Sherry and Narcotics

Image of Sherry and Narcotics
Author(s): 
Release Date: 
May 1, 2011
Publisher/Imprint: 
Future Fiction London (UK)
Pages: 
216
Reviewed by: 

“Sherry & Narcotics doesn’t tarry, it doesn’t linger, and it doesn’t savor moments. It is pared down, lean and taut—but sometimes you just long for a little fat.”

Sherry & Narcotics is a title that foreshadows one of the major themes in this novel: addiction. The novel also explores modern life and modern relationships through the use of email and text messaging as two of the preferred methods of communication between characters.

Because Nina-Marie Gardner chooses to have her characters communicate this way (predominantly, although not exclusively), it’s hard to imagine this novel being written before email and text messaging became so all-consuming in our society, but it isn’t hard to understand that, given these forms, communication in Sherry & Narcotics is always at breakneck speed. (Perhaps this is a major reason why the characters don’t seem to communicate very well.)

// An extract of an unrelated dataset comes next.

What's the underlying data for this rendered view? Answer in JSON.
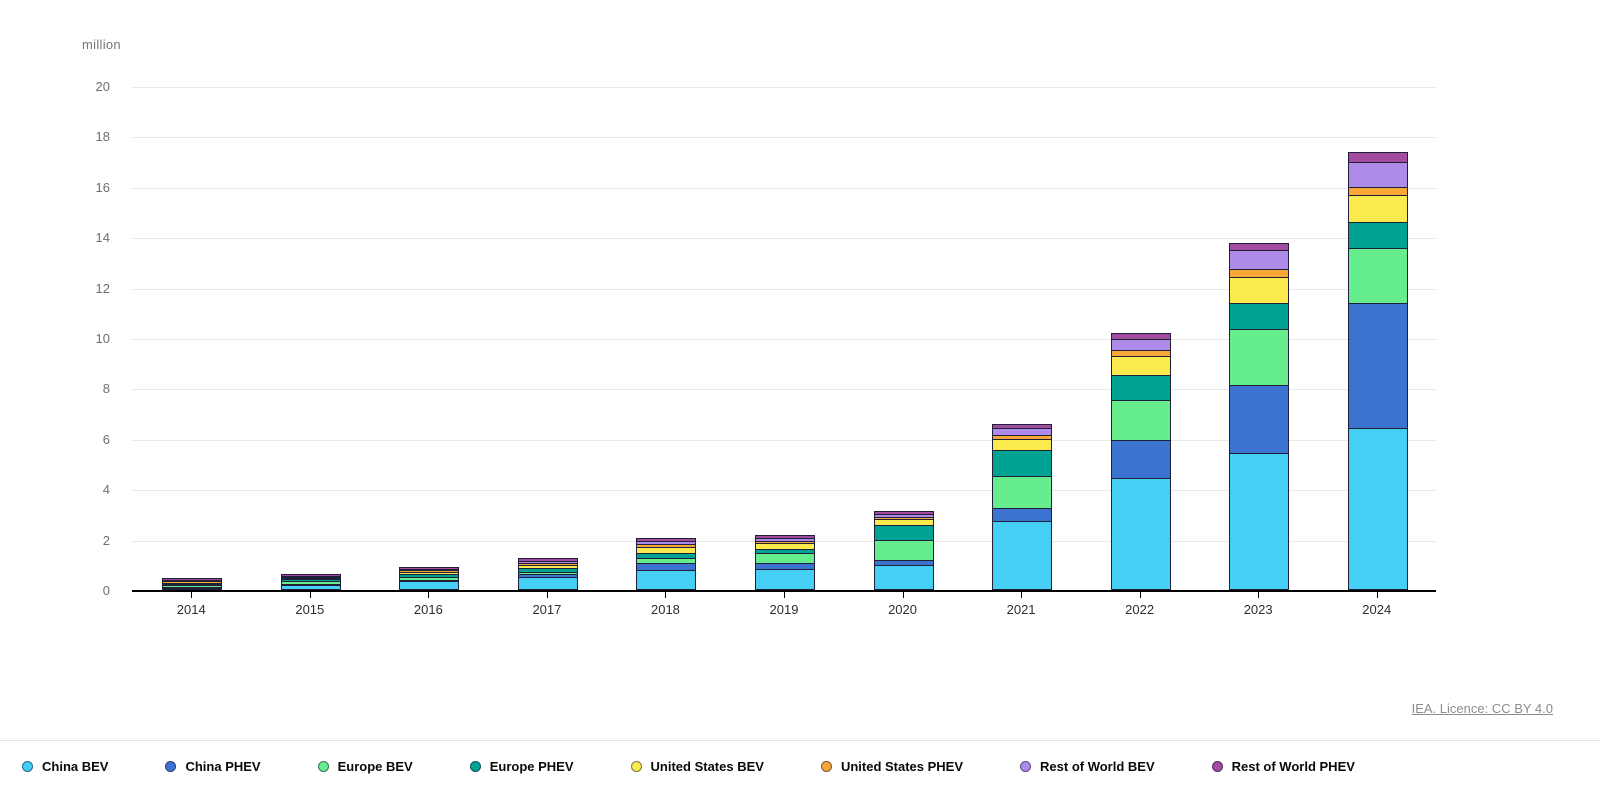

The story here is a familiar one: Girl meets boy. Girl and boy get involved. Girl and boy are not at all good for each other. The girl, in this case, is Mary, an American graduate student who has become a “consultant” because everyone has become a consultant, and she doesn’t know what else to become. The boy is Jake, a well-known poet. The pair meet via—you guessed it—email (specifically, they are MySpace friends).

When they leave the realm of MySpace it is quickly clear that Mary and Jake are not good for each other (something of an understatement). Their relationship is like a runaway train, out of control and careening toward a terrible end.

Writing characters that are believable, if believably self-destructive, is one of Ms. Gardiner’s strengths. Mary is a particularly good example of a character who elicits frustration because she is smart and has a lot going for her, but yet she sets herself up for pain and failure, again and again.

Mary and Jake don’t have much chance of succeeding in this, or perhaps any relationship they may have, but succeeding in relationships may not be the goal for characters such as these. Perhaps getting into and then escaping from these relationships is more to the point.

Although this is a well-written book by a talented writer, there is something very empty about Sherry & Narcotics and the relationships portrayed. Author Gardiner skillfully describes the exciting “all fun, all the time” lifestyle, but the staccato nature of the lifestyle, mimicked by the writing, becomes mind numbing after a while.

Sherry & Narcotics doesn’t tarry, it doesn’t linger, and it doesn’t savor moments. It is pared down, lean and taut—but sometimes you just long for a little fat.